India should phase out the use of stavudine, the most common AIDS drug, because of long term, irreversible side effects in HIV patients including wasting and a nerve disorder, said Dr KK Aggarwal President, Heart Care Foundation of India, Dr S C Sharma and Dr Nalin Nag both HIV /AIDS experts, in a joint statement.

 
Stavudine, also known as d4T, is marketed as Zerit by U.S. drug maker Bristol Myers Squibb Co. Generic versions are made by Cipla Ltd, Aurobindo Pharma Ltd and Strides Arcolab Ltd, all of India.

 

Stavudine, is used as first line therapy, is relatively cheap and easy to use. But it causes a nerve disorder leading to numbness and burning pain in the hands and feet, and loss of body fat known as lipoatrophy or wasting, conditions that are disabling and disfiguring.
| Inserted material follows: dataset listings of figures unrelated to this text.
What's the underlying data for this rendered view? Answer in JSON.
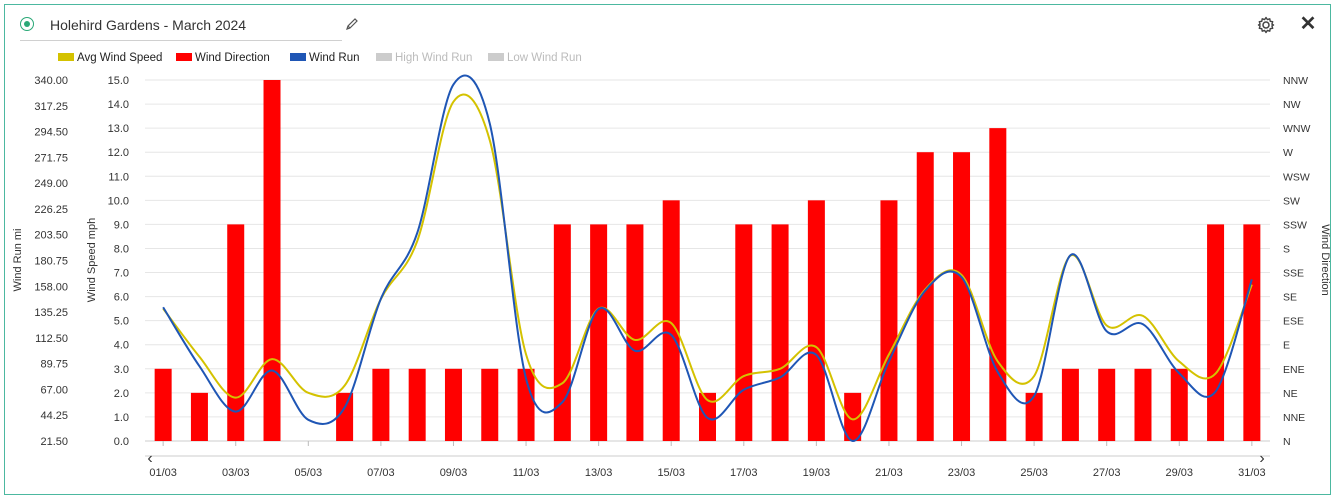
{
  "header": {
    "title": "Holehird Gardens - March 2024"
  },
  "colors": {
    "frame_border": "#4cb8a0",
    "status": "#2aa877",
    "avg_wind_speed": "#d4c200",
    "wind_direction": "#ff0000",
    "wind_run": "#1f56b5",
    "hidden_series": "#cccccc"
  },
  "chart_data": {
    "type": "bar+line",
    "legend": [
      {
        "name": "Avg Wind Speed",
        "color": "#d4c200",
        "visible": true
      },
      {
        "name": "Wind Direction",
        "color": "#ff0000",
        "visible": true
      },
      {
        "name": "Wind Run",
        "color": "#1f56b5",
        "visible": true
      },
      {
        "name": "High Wind Run",
        "color": "#cccccc",
        "visible": false
      },
      {
        "name": "Low Wind Run",
        "color": "#cccccc",
        "visible": false
      }
    ],
    "legend_position": "top-left",
    "x_ticks": [
      "01/03",
      "03/03",
      "05/03",
      "07/03",
      "09/03",
      "11/03",
      "13/03",
      "15/03",
      "17/03",
      "19/03",
      "21/03",
      "23/03",
      "25/03",
      "27/03",
      "29/03",
      "31/03"
    ],
    "days": [
      1,
      2,
      3,
      4,
      5,
      6,
      7,
      8,
      9,
      10,
      11,
      12,
      13,
      14,
      15,
      16,
      17,
      18,
      19,
      20,
      21,
      22,
      23,
      24,
      25,
      26,
      27,
      28,
      29,
      30,
      31
    ],
    "left_axis": {
      "label": "Wind Run mi",
      "ticks": [
        "340.00",
        "317.25",
        "294.50",
        "271.75",
        "249.00",
        "226.25",
        "203.50",
        "180.75",
        "158.00",
        "135.25",
        "112.50",
        "89.75",
        "67.00",
        "44.25",
        "21.50"
      ],
      "range": [
        21.5,
        340
      ]
    },
    "speed_axis": {
      "label": "Wind Speed mph",
      "ticks": [
        "15.0",
        "14.0",
        "13.0",
        "12.0",
        "11.0",
        "10.0",
        "9.0",
        "8.0",
        "7.0",
        "6.0",
        "5.0",
        "4.0",
        "3.0",
        "2.0",
        "1.0",
        "0.0"
      ],
      "range": [
        0,
        15
      ]
    },
    "right_axis": {
      "label": "Wind Direction",
      "ticks": [
        "NNW",
        "NW",
        "WNW",
        "W",
        "WSW",
        "SW",
        "SSW",
        "S",
        "SSE",
        "SE",
        "ESE",
        "E",
        "ENE",
        "NE",
        "NNE",
        "N"
      ]
    },
    "series": [
      {
        "name": "Avg Wind Speed",
        "axis": "speed",
        "values": [
          5.5,
          3.5,
          1.8,
          3.4,
          2.0,
          2.3,
          5.9,
          8.3,
          14.1,
          12.5,
          3.6,
          2.4,
          5.5,
          4.2,
          4.9,
          1.7,
          2.7,
          3.0,
          3.9,
          0.9,
          3.6,
          6.3,
          6.9,
          3.3,
          2.7,
          7.7,
          4.8,
          5.2,
          3.3,
          2.8,
          6.5
        ]
      },
      {
        "name": "Wind Direction",
        "axis": "direction_index",
        "values": [
          3,
          2,
          9,
          15,
          0,
          2,
          3,
          3,
          3,
          3,
          3,
          9,
          9,
          9,
          10,
          2,
          9,
          9,
          10,
          2,
          10,
          12,
          12,
          13,
          2,
          3,
          3,
          3,
          3,
          9,
          9
        ]
      },
      {
        "name": "Wind Run",
        "axis": "run_mi",
        "values": [
          139.5,
          87.5,
          47.4,
          83.7,
          40.2,
          51.0,
          147.0,
          204.9,
          336.1,
          301.6,
          76.5,
          55.7,
          138.0,
          101.1,
          115.1,
          41.9,
          66.7,
          77.6,
          97.4,
          21.5,
          91.9,
          154.2,
          166.1,
          82.2,
          61.2,
          185.4,
          118.3,
          124.5,
          81.2,
          65.1,
          164.0
        ]
      }
    ]
  }
}
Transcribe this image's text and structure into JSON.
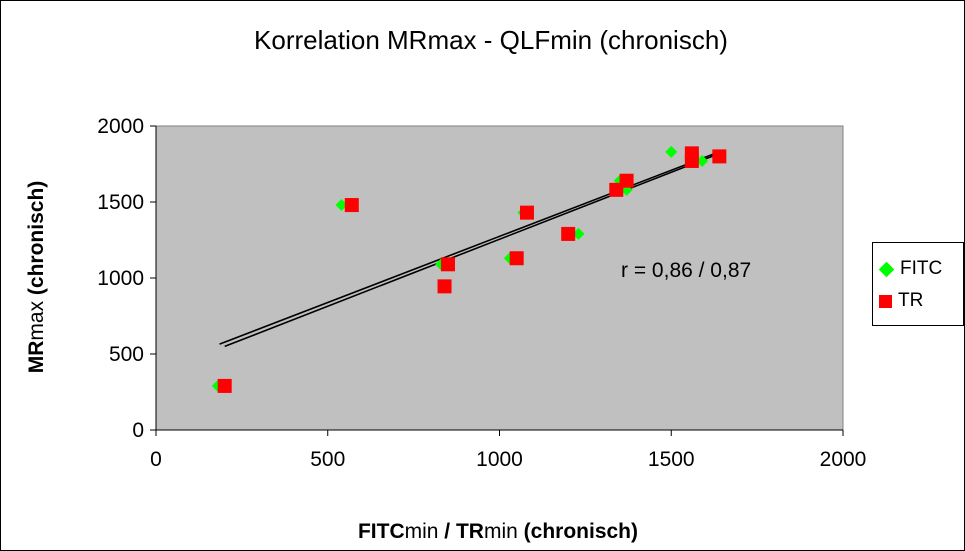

The experts recommended that doctors should progressively phase out the use of stavudine as a preferred first line therapy option and move to less toxic alternatives such as zidovudine (AZT) or tenofovir (TDF).  These are equally effective alternatives. In India more than half are on a regimen containing stavudine.

 

Talking about other WHO recommendations the experts said that WHO has now recommended that people with HIV, including pregnant women, should start taking AIDS drugs earlier to live a longer and healthier life. For the first time WHO advised HIV positive women and their babies to take the drugs while breastfeeding to prevent mother to child transmission of the virus that causes AIDS.